Абрамчик, Макс, Ваня были лишь партнерами в игре, больше ничего. Они не были друзьями… они были ничем — пустым местом…
«Надо довести игру до конца; надо, — твердо решил Муся, подходя к двери своей квартиры. — Пусть они все подохнут, пусть вместе с ними подохну я, но игру надо довести до конца. Ставки сделаны, ставок больше нет…». Что он будет завтра говорить в кабинете Марины Ивановны, он уже знал точно.
Войдя в квартиру, Муся тотчас услышал голос матери:
— Ромочка! Сыночек! Живой! — выскочив в прихожую, она схватила его в свои объятия и тут же, словно опомнившись, отбросила его к двери и с правой влепила ему пощечину. — Где ты шлялся, я глаза все просмотрела! Ночь не спала… Закрой дверь!
Муся закрыл входную дверь, разделся и сразу же пошел в ванную. Вопли матери не заглушил даже шум воды.
— Морги все обзвонила! Больницы! — визгливо причитала она под дверью в ванную. — Жестокий! Открой дверь! Я хочу с тобой поговорить!
Никак не отреагировав на ее требования и стуки в дверь, Муся разделся, настроил воду и залез под душ. Спокойно вымывшись под аккомпанемент материных визгов, криков, рыданий и угроз, в который раз услышав, что он такой же, как и его отец, что оба, и он, и отец, жестокие себялюбы, что жизнь они ей всю испортили, Муся вышел из ванной с обвязанным вокруг бедер полотенцем, в тапочках, и с аккуратно сложенной верхней одеждой в руках; спокойно, будто никто не кричал на него и не допрашивал, прошел в свою комнату.
— Мама, пожалуйста, не кричи, я устал и очень хочу спать. Поговорим вечером, — сдержанно попросил он неотступно следующую за ним мать.
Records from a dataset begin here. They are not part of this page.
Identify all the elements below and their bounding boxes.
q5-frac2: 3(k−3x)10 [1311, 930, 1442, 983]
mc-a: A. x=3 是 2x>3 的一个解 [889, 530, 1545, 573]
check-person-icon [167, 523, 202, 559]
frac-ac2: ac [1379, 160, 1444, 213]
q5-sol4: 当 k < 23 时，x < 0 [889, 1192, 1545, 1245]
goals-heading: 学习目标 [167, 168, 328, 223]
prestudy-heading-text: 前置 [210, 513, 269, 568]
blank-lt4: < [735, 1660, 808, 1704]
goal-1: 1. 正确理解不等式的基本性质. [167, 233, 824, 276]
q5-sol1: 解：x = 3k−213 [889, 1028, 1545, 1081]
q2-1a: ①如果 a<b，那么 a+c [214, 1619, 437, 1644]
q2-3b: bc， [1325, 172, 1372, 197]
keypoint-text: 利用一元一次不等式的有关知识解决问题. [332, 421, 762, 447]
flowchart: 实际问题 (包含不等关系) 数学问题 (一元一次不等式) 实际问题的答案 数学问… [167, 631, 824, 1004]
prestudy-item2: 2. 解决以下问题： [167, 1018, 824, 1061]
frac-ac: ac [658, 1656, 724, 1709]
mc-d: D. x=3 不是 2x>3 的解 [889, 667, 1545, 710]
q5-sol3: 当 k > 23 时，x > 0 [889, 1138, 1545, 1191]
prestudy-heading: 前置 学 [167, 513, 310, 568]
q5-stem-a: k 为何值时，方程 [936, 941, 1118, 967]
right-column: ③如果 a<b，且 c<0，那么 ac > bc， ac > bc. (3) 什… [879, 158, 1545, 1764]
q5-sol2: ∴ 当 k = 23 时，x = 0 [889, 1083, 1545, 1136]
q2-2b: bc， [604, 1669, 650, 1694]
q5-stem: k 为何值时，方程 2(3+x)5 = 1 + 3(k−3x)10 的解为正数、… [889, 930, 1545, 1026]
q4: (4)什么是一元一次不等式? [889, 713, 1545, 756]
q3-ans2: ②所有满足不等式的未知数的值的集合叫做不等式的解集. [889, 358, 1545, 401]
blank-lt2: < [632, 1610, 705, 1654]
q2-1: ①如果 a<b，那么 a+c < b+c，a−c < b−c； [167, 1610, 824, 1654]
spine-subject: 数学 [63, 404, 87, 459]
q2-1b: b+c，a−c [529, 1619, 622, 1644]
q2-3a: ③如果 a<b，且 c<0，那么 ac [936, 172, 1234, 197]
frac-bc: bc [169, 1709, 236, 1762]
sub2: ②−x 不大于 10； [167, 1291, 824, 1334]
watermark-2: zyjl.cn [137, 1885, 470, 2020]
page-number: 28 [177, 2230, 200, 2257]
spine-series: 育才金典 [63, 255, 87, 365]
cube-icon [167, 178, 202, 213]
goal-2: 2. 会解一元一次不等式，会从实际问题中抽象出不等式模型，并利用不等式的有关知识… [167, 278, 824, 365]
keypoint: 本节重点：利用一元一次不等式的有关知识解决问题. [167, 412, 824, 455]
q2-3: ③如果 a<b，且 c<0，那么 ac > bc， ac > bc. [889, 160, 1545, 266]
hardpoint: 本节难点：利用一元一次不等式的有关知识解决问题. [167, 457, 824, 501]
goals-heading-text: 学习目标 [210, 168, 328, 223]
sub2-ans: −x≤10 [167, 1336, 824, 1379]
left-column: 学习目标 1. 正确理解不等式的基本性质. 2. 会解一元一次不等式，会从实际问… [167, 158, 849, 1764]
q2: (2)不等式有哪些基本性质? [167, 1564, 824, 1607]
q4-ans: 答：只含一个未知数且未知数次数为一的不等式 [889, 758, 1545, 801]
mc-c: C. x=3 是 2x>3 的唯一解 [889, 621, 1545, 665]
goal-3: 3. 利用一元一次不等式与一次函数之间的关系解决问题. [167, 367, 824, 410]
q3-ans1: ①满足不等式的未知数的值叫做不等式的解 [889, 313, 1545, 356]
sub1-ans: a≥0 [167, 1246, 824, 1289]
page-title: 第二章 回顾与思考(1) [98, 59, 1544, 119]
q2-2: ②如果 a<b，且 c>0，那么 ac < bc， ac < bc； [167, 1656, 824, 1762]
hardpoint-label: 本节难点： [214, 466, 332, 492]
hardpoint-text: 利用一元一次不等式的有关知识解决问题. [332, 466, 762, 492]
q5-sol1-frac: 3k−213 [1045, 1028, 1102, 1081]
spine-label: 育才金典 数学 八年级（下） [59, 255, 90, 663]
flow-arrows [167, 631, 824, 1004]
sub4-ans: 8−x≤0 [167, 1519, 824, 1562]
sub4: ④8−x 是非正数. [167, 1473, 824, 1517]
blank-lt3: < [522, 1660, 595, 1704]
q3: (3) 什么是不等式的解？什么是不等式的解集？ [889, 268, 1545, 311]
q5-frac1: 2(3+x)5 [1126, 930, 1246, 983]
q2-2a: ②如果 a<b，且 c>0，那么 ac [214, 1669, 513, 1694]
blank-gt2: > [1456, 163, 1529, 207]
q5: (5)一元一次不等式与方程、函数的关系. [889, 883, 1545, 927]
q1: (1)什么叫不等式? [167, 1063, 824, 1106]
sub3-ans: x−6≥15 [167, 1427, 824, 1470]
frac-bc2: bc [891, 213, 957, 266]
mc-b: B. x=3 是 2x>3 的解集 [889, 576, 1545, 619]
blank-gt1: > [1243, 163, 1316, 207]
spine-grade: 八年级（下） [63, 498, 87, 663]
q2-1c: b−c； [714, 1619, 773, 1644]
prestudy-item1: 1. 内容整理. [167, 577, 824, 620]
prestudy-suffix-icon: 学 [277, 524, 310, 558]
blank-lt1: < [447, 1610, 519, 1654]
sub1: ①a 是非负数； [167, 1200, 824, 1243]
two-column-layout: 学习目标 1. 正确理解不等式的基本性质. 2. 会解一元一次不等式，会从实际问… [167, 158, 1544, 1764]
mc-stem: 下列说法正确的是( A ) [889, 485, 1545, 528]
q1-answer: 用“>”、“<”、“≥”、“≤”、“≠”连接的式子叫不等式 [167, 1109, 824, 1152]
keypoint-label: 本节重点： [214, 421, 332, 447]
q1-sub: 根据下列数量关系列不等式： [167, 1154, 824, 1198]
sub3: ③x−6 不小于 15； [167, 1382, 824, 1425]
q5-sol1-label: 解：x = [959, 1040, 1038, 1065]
— Устал он! А я не устала? Я, по-твоему, не устала?
Если бы Муся вступил с ней в пререкания, то вряд ли бы они договорились и к полуночи, не то что к шести вечера.
Поэтому только и оставалось Мусе, как упасть на свою кровать, накрыться с головой одеялом и уснуть. Что он и сделал. Мать еще долго провоцировала его на беседу; дел у нее пока было достаточно, и, между уборкой, мытьем посуды, замачиванием белья, она все возмущалась, нервничала, требовала, чтобы он не молчал, порой подходила и стаскивала с него одеяло, заявляла, что она не рабыня, весь свой выходной тратить на уборку и стирку, и иногда в своих излияниях заходила так далеко от начатой темы, что и не понять было, что она вообще хочет сказать… Но вот все дела по дому были переделаны, мать переоделась, привела себя в порядок и крикнула Мусе, уже возле входной двери:
— Отец придет, обед на плите. Я к тете Свете пошла.
Закрылась входная дверь и в квартире наступила долгожданная тишина.
Сняв с головы подушку, Муся дотянулся до будильника, завел его на половину шестого вечера и, улегшись поудобнее, мгновенно заснул.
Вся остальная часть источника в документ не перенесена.